A relação de tudo isso com biodiversidade está no fato de que a nanotecnologia não diferencia matéria viva de matéria inerte. Como agora é possível pinçar átomos e rearranjá-los da forma que convier, estruturas inteiras de DNA podem ser construídas, o que dá à biotecnologia recursos nunca antes imaginados. Surge nesse contexto a nanobiotecnologia.

 

Um dos pioneiros da nanobiotecnologia, o cientista norte-americano Craig Venter, foi pioneiro também no seqüenciamento do genoma humano. Venter fundou a Syntethic Genomics, que pretende criar, com financiamento do departamento de energia do governo dos Estados Unidos, microrganismos direcionados a fins energéticos. Em 2005 ele alcançou sua primeira conquista ao sintetizar, em apenas 14 dias, um vírus inteiro, baseado na estrutura de DNA de uma matriz. Venter trabalha na criação de um ser vivo totalmente novo, por meio da composição de moléculas de DNA, átomo por átomo. “Esse será um problema até para a taxonomia”, ironizou Thomas.

 

Pat Mooney, diretor-executivo do ETC Group.

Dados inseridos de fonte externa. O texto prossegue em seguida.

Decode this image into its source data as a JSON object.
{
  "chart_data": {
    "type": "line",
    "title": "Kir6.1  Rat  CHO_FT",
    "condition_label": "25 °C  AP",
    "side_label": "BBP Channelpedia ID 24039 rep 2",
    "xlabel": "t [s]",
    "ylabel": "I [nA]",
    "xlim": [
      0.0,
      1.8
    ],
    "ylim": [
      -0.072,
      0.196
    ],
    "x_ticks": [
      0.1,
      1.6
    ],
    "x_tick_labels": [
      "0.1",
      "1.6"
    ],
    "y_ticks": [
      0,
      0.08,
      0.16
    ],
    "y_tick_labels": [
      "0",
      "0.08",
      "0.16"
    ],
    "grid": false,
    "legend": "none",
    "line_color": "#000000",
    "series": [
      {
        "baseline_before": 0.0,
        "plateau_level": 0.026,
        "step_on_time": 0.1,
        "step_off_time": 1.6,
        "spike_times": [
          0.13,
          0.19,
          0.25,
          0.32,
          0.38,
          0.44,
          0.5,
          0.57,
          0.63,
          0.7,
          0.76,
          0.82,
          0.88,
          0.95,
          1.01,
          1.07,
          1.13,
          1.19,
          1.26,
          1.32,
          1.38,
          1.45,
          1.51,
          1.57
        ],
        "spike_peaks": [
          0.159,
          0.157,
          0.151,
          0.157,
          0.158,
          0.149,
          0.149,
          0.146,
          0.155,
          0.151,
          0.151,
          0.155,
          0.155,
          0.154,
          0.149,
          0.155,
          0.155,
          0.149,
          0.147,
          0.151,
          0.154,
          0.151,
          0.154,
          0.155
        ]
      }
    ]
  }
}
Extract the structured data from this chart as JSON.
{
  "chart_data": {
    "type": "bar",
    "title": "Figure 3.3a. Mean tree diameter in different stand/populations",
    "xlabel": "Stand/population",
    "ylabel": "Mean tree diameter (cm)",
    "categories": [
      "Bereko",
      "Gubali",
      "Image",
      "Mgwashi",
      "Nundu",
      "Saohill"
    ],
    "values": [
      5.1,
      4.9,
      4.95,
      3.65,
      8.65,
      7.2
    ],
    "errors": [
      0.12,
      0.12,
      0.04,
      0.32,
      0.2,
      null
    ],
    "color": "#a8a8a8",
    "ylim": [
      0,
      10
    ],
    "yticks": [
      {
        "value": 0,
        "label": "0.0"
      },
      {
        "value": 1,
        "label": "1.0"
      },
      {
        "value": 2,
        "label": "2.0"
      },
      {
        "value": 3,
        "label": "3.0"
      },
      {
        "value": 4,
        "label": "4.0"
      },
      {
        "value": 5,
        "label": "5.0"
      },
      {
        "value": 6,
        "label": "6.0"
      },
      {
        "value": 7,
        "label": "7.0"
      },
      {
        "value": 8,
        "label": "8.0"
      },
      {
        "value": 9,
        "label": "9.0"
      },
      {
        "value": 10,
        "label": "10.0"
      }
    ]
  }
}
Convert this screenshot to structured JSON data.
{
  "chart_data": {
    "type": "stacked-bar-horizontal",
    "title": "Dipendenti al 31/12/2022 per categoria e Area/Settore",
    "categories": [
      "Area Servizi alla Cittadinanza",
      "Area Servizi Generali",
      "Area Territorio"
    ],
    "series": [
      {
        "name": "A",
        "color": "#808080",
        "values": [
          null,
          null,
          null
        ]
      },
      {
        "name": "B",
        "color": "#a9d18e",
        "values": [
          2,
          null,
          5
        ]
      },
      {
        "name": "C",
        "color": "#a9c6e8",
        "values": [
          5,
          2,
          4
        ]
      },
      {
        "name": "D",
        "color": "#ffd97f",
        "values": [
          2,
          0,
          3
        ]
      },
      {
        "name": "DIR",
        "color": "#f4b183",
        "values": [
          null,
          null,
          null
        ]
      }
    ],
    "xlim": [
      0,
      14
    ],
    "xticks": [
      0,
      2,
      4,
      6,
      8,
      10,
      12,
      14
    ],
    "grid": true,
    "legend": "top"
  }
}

Graças à nanobiotecnologia, em 2003 o governo dos Estados Unidos lançou no oceano Pacífico um composto formado por nanopartículas de ferro e plâncton para absorver o dióxido de carbono da água, o que ocasionou o desaquecimento da atmosfera local. Também por meio de trabalhos com seres semivivos, é possível criar circuitos eletrônicos com proteínas de cloroplastos, que resultam em células solares fotossintéticas em estado sólido.

 

Pat Mooney, diretor-executivo do ETC Group, acredita que o tema deveria ser abordado na plenária oficial da COP8, por ter impactos diretos sobre a biodiversidade, levando à sua redução. “Com organismos criados para propósitos específicos, as espécies naturais não serão mais necessárias”, lamentou Mooney.